Весной 1813 года Юсуповы вернулись в Москву, хотя до усадьбы добрались лишь к середине лета. Обоз из Астрахани ехал слишком долго, почти полгода, ведь двигаться пришлось по разбитым дорогам, а то и вовсе без них.
К тому же война лишила страну лошадей и волов, но, к счастью, остались люди, которые сумели восполнить, казалось, невосполнимые потери. К работам в усадьбе были привлечены лучшие архитекторы России: Осип Бове, Франческо Кампорези, Пьетро Гонзага, Евграф Тюрин, а также зодчие из строительной экспедиции Мельников и Жуков. Между тем вклад каждого из них ограничился составлением проектов. Из осуществленных здесь проектов Бове можно назвать лишь хозяйственную постройку в восточной части усадьбы, позже названную по назначению и месту – Кладовая над оврагом.

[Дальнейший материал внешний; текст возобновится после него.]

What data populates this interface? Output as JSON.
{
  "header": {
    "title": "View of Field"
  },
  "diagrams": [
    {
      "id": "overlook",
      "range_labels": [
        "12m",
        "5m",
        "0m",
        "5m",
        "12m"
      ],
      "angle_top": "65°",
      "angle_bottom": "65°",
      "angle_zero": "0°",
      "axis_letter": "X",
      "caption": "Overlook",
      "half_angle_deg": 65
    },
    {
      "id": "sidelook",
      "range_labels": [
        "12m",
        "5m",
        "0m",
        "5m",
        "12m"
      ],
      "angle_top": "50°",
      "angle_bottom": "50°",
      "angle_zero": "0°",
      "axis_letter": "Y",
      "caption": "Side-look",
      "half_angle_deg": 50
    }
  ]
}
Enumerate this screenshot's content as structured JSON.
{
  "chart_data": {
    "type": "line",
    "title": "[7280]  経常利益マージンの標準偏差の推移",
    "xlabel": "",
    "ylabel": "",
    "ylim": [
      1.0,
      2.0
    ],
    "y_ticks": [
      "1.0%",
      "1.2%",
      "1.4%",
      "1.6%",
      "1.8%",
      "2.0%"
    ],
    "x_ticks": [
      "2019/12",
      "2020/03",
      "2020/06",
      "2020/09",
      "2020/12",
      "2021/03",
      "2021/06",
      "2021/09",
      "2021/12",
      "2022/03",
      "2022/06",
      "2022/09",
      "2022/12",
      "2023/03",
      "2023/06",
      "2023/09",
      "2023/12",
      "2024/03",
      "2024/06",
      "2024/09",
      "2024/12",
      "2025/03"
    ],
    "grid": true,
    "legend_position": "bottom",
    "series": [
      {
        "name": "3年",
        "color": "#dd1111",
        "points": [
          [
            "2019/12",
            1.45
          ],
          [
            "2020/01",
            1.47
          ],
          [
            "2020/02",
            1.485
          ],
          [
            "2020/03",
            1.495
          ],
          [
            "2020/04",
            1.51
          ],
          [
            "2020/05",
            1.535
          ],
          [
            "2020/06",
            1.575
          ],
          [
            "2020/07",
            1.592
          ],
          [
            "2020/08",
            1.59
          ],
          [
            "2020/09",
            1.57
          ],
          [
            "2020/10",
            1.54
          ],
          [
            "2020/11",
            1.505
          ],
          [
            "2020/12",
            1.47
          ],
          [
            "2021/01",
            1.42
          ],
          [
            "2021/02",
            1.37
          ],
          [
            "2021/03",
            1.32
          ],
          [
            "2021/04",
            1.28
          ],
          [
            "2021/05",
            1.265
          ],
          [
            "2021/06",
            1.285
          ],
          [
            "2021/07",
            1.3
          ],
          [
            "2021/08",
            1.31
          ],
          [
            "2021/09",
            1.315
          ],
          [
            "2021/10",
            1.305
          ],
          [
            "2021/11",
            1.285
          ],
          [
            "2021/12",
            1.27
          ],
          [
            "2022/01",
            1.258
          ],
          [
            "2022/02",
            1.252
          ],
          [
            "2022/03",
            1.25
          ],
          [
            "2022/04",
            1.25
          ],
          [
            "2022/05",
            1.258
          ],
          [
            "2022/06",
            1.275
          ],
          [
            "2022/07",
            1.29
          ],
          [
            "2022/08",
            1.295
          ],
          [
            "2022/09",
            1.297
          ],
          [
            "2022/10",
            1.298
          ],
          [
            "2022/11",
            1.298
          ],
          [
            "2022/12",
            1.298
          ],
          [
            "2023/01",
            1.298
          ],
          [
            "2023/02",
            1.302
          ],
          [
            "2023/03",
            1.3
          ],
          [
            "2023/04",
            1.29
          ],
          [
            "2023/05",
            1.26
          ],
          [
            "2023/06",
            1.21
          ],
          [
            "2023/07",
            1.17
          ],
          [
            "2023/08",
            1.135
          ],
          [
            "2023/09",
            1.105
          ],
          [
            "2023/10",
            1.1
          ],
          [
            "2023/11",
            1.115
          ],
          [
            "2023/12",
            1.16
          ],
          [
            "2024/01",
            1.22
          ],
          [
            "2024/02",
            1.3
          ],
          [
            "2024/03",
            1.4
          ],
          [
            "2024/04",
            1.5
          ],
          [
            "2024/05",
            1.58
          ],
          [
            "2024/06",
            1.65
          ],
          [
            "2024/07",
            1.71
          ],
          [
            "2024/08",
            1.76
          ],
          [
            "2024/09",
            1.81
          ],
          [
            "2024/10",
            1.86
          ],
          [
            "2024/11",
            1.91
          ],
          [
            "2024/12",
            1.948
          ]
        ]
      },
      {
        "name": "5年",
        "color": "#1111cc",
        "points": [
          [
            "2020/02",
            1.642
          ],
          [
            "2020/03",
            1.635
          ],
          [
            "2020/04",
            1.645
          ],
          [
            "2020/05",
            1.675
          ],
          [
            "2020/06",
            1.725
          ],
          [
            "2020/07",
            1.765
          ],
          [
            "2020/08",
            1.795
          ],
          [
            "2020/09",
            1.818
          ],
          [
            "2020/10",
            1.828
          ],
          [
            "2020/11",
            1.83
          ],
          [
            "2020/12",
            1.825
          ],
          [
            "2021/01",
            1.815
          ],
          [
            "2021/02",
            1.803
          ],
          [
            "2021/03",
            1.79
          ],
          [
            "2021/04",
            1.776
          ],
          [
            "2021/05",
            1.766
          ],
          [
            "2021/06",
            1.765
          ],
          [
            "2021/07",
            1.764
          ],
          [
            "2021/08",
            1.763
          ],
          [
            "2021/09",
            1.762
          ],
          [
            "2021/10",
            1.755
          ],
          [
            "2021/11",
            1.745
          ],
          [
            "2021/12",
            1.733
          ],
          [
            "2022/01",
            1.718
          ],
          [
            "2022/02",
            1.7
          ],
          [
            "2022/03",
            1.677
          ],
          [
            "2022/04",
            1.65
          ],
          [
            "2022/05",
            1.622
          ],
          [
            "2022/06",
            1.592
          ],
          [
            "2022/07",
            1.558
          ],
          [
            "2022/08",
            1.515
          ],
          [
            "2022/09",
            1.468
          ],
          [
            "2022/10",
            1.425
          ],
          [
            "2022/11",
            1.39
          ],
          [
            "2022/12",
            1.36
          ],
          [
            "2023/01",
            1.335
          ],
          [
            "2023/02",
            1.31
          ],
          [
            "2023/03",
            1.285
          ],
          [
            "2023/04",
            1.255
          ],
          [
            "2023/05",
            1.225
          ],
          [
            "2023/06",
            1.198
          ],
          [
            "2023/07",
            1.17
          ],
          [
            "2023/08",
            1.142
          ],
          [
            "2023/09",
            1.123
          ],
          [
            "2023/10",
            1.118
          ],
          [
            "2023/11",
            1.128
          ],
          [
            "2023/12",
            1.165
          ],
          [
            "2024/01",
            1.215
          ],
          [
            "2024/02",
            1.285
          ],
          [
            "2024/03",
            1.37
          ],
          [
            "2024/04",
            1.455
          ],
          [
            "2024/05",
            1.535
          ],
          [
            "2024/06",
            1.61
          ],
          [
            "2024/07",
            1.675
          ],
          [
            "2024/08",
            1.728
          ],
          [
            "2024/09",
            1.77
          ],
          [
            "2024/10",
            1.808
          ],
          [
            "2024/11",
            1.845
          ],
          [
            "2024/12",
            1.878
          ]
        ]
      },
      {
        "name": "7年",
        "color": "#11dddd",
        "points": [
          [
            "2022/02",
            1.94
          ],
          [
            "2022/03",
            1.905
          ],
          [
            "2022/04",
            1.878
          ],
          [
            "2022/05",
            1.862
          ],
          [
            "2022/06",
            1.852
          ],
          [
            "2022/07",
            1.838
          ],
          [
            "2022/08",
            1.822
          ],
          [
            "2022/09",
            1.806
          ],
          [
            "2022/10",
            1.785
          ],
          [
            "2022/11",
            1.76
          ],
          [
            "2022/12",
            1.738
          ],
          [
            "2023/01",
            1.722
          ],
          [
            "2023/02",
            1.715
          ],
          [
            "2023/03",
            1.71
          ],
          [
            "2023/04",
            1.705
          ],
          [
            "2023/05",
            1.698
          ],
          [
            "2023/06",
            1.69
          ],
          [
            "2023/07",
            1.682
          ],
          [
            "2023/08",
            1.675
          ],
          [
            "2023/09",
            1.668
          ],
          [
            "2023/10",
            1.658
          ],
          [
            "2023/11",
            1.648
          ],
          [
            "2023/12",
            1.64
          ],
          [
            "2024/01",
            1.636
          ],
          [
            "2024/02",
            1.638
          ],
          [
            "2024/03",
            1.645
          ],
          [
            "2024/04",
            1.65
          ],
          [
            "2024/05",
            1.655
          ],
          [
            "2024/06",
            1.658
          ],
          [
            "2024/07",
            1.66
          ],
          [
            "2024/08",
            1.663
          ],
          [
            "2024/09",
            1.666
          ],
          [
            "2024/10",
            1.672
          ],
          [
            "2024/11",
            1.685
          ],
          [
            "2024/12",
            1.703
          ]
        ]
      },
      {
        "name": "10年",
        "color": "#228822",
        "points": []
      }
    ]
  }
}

Занятые восстановлением Москвы, знаменитые зодчие приезжали в Архангельское очень редко, не для контроля за строительством, а только для того, чтобы решить отдельные проблемы. Фактическим строителем усадьбы стал местный зодчий Василий Стрижаков – человек большого таланта и необычайного трудолюбия, что неудивительно, учитывая, что он был крепостным. Юсупов его ценил, но никогда не забывал о положении невольника и потому держал, как говорится, в черном теле. Если прославленным архитекторам за проекты платили тысячи (достаточно вспомнить голицынского де Герна), то Стрижаков работал, как все дворовые, за харчи, получая в качестве вознаграждения около 60 рублей в год. Только с 1816 года, взяв на себя, помимо строительства, еще и управление Архангельским, он зарабатывал ежегодно 115 рублей.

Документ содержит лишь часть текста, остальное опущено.